La PGH también tiene una ventaja sobre el FISH en que el FISH no suele ser capaz de hacer la diferenciación entre embriones que poseen la forma equilibrada de una translocación cromosómica y aquellos que llevan los cromosomas normales homólogos. Esta incapacidad puede ser gravemente perjudicial para el diagnóstico realizado. PGH puede hacer la distinción que los PECES a menudo no pueden. PGH hace esto mediante el uso de marcadores polimórficos que son más adecuados para reconocer translocaciones. Estos marcadores polimórficos son capaces de distinguir entre embriones que llevaban translocaciones normales, equilibradas y desequilibradas. FISH también requiere más fijación celular para el análisis, mientras que PGH solo requiere la transferencia de células a tubos de reacción en cadena de polimerasa. La transferencia celular es un método más simple y deja menos espacio para el fracaso del análisis.

Transferencia de embriones y criopreservación de embriones sobrantes.

La transferencia de embriones generalmente se realiza en el tercer o quinto día después de la fertilización, el tiempo depende de las técnicas utilizadas para el DGP y los procedimientos estándar del centro de FIV donde se realiza.

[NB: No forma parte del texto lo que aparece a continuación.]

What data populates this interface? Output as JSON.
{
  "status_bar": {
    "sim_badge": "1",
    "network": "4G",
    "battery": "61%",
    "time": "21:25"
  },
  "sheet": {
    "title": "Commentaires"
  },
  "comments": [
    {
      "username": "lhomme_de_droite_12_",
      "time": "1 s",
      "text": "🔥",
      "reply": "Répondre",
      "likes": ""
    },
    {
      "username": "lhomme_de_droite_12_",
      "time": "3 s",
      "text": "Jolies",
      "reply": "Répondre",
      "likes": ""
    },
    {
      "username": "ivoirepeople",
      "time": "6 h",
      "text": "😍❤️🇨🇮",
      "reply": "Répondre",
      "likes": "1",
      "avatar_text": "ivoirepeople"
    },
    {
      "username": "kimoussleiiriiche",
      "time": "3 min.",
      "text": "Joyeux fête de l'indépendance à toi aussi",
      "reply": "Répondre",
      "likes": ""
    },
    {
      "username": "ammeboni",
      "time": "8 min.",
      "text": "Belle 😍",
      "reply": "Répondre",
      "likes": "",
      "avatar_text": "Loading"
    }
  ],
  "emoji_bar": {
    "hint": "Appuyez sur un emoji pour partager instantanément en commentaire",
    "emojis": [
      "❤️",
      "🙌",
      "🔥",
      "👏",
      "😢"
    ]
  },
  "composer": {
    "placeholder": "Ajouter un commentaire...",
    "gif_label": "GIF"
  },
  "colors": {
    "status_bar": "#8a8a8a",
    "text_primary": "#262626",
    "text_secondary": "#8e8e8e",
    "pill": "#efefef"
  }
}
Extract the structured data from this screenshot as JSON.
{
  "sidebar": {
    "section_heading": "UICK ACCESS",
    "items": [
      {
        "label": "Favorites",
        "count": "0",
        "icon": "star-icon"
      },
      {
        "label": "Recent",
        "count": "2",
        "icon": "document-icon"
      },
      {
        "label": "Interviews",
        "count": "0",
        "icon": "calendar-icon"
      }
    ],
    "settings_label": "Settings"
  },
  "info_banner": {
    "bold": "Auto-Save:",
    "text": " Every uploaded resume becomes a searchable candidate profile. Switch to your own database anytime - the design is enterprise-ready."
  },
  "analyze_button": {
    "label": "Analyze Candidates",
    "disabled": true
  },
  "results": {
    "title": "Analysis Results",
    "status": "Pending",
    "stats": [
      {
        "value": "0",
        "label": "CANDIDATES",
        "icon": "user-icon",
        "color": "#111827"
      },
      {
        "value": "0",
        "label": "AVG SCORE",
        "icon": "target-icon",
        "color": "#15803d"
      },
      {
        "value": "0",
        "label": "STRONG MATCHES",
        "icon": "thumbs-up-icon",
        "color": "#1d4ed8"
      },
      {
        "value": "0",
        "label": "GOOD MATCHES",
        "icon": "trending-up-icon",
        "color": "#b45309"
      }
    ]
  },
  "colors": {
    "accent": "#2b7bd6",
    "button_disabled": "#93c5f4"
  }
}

Con la introducción en Europa de la política de transferencia de un solo embrión, que tiene como objetivo la reducción de la incidencia de embarazos múltiples después de la terapia antirretroviral, generalmente se reemplaza un embrión o blastocisto temprano en el útero. La gCH sérica se determina el día 12. Si se establece un embarazo, se realiza una ecografía a las 7 semanas para confirmar la presencia de latidos cardíacos fetales. Por lo general, se aconseja a las parejas que se sometan a PND debido al riesgo, aunque bajo, de un diagnóstico erróneo.

No es inusual que después del DGP, haya más embriones adecuados para transferirse de nuevo a la mujer de lo necesario. Para las parejas que se someten a DGP, esos embriones son muy valiosos, ya que el ciclo actual de la pareja puede no conducir a un embarazo continuo. La criopreservación de embriones y su posterior descongelación y reemplazo pueden darles una segunda oportunidad de embarazo sin tener que rehacer los engorrosos y costosos procedimientos de TAR y DGP.